In http://reviews.llvm.org/D21774#471231, @ab wrote:

> Eh, if Dave has no objections, I'm also fine with the pass;  I was hoping we'd find a better solution, sorry for the noise!


It's not noise at all, I was - and still am - hoping we'd find a better solution as well.

> The pseudo does seem like the least brittle approach; but the pre-RA pass seems good enough?


I have two main concerns about pseudos:

1. Opaqueness: the pseudos are at least somewhat opaque to machine IR passes. I'm not sure how much of a concern this really is in practice, but it bothers me.
2. Cleanliness: this will mean introducing ~15 new pseudos (or a pseudo with a parametric CC code that only gets resolved in expand-time, which I think is even worse, since it'll then look very different from the normal x86 setcc.)

But if "public opinion" is strongly towards pseudos, I can go with that. Dave has a prototype patch, I'll see if I run into any gotchas with it.

> So... have you considered doing it post-RA?  Seems like that lets you avoid the PCMPESTR problem, and I can't think of obvious drawbacks.  It's a tad trickier but should be very close to this patch.

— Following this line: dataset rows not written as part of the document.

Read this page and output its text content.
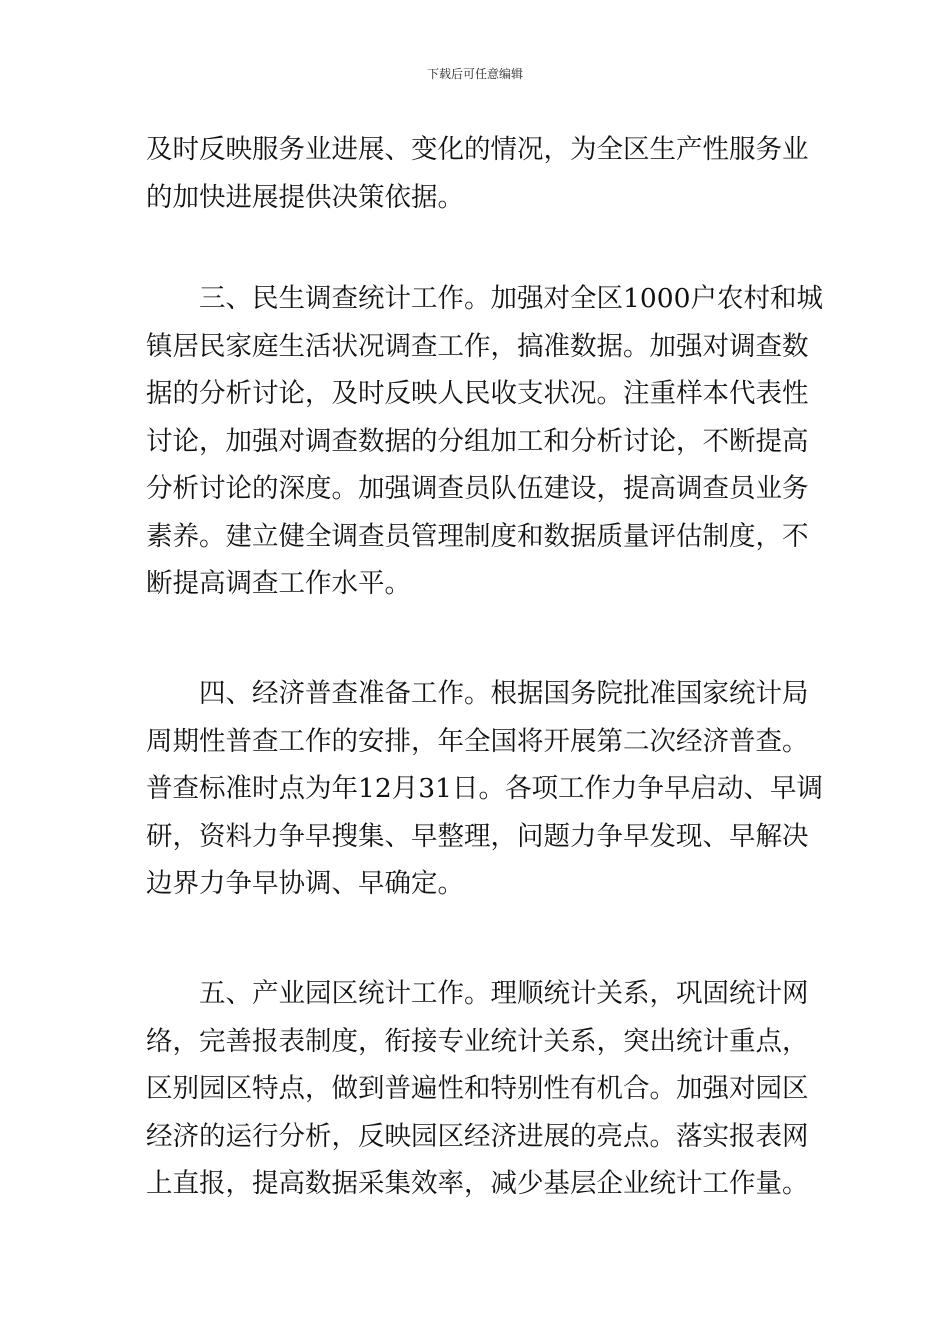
下载后可任意编辑
及时反映服务业进展、变化的情况，为全区生产性服务业
的加快进展提供决策依据。
三、民生调查统计工作。加强对全区1000户农村和城
镇居民家庭生活状况调查工作，搞准数据。加强对调查数
据的分析讨论，及时反映人民收支状况。注重样本代表性
讨论，加强对调查数据的分组加工和分析讨论，不断提高
分析讨论的深度。加强调查员队伍建设，提高调查员业务
素养。建立健全调查员管理制度和数据质量评估制度，不
断提高调查工作水平。
四、经济普查准备工作。根据国务院批准国家统计局
周期性普查工作的安排，年全国将开展第二次经济普查。
普查标准时点为年12月31日。各项工作力争早启动、早调
研，资料力争早搜集、早整理，问题力争早发现、早解决
边界力争早协调、早确定。
五、产业园区统计工作。理顺统计关系，巩固统计网
络，完善报表制度，衔接专业统计关系，突出统计重点，
区别园区特点，做到普遍性和特别性有机合。加强对园区
经济的运行分析，反映园区经济进展的亮点。落实报表网
上直报，提高数据采集效率，减少基层企业统计工作量。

What bothers me about post-RA is cases when the flags-setting instruction and the setcc use the same register, e.g.

  testb %al, %al
  seta %al
  movzbl %al, %eax

It may be the case that this never has a read stall on the seta, because if there were, then we'll always stall on the the instruction that defs the flag (or on some instruction between the test and the setcc, in more complicated cases). I haven't been able to convince myself of this, though.

> And that's how we get the worst-case sequence.

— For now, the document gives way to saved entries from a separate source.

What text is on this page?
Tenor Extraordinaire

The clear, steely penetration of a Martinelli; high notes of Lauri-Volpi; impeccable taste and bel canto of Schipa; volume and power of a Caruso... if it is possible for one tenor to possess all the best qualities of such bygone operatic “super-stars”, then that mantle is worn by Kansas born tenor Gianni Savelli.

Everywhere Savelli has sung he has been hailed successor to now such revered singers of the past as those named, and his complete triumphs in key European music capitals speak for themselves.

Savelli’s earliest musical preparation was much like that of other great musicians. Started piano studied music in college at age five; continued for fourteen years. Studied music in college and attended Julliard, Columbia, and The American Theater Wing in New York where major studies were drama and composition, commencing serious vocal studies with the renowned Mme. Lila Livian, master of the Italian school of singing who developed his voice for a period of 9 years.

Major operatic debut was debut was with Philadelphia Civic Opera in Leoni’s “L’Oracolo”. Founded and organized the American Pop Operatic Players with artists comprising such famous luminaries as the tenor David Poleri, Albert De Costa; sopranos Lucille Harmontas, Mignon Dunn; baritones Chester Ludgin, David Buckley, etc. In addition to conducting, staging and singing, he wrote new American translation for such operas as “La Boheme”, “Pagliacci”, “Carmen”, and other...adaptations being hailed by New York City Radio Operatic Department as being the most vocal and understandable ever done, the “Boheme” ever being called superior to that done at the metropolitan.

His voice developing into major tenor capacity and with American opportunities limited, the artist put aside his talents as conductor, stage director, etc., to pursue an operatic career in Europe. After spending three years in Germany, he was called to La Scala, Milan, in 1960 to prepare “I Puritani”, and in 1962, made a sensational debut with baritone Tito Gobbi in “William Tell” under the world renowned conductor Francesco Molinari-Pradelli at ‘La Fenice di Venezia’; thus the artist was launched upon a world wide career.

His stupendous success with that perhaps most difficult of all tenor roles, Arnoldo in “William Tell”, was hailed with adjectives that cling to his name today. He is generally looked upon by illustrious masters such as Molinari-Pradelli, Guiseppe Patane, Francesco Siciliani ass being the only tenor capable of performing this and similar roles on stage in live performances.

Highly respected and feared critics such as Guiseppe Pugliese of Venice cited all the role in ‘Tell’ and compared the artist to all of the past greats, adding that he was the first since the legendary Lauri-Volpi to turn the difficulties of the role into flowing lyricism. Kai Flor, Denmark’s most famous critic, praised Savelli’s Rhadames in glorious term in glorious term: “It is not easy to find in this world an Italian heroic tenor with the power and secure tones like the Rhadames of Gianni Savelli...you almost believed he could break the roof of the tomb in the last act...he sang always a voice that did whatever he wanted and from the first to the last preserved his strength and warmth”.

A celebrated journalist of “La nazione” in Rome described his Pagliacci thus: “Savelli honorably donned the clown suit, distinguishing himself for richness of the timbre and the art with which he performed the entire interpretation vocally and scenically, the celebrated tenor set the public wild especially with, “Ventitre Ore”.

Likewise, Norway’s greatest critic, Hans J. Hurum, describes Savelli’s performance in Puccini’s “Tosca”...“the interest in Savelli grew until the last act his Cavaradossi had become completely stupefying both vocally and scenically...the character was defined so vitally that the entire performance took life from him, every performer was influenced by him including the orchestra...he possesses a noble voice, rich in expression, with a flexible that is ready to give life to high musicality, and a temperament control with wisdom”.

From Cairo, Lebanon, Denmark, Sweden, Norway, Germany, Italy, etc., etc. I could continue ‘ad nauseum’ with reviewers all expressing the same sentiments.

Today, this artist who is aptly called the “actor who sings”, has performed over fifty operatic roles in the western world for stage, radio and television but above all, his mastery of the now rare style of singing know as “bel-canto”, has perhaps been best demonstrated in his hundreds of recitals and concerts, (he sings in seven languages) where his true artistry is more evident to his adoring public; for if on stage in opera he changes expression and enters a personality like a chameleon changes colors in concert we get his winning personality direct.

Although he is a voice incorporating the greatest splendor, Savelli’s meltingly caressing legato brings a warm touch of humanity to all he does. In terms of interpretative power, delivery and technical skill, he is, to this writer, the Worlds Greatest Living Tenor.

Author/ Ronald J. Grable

>  So, we thought it was fine if it was more likely only on 32-bit, but now we have one 64-bit example in PR28146.  I'd be interested to investigate that too, but that's only for curiosity; let's forget about the ISel approach.


Yes, I'm curious about it too. I'll try to take a look at it separately and see if I can make sense of it. But, I'm, by a long shot, not as familiar with regalloc as I'd like...


================
Comment at: test/CodeGen/X86/avx-intrinsics-x86.ll:1946-1953
@@ -1945,5 +1945,10 @@
 
 define i32 @test_x86_sse42_pcmpestria128(<16 x i8> %a0, <16 x i8> %a2) {
 ; AVX-LABEL: test_x86_sse42_pcmpestria128:
 ; AVX:       ## BB#0:
+; AVX-NEXT:    pushl %ebx
+; AVX-NEXT:  Ltmp0:
+; AVX-NEXT:    .cfi_def_cfa_offset 8
+; AVX-NEXT:  Ltmp1:
+; AVX-NEXT:    .cfi_offset %ebx, -8
 ; AVX-NEXT:    movl $7, %eax
----------------
spatel wrote:
> Use the 'nounwind' attribute on this and other tests to eliminate some of the diff noise?
Sure, will do.


http://reviews.llvm.org/D21774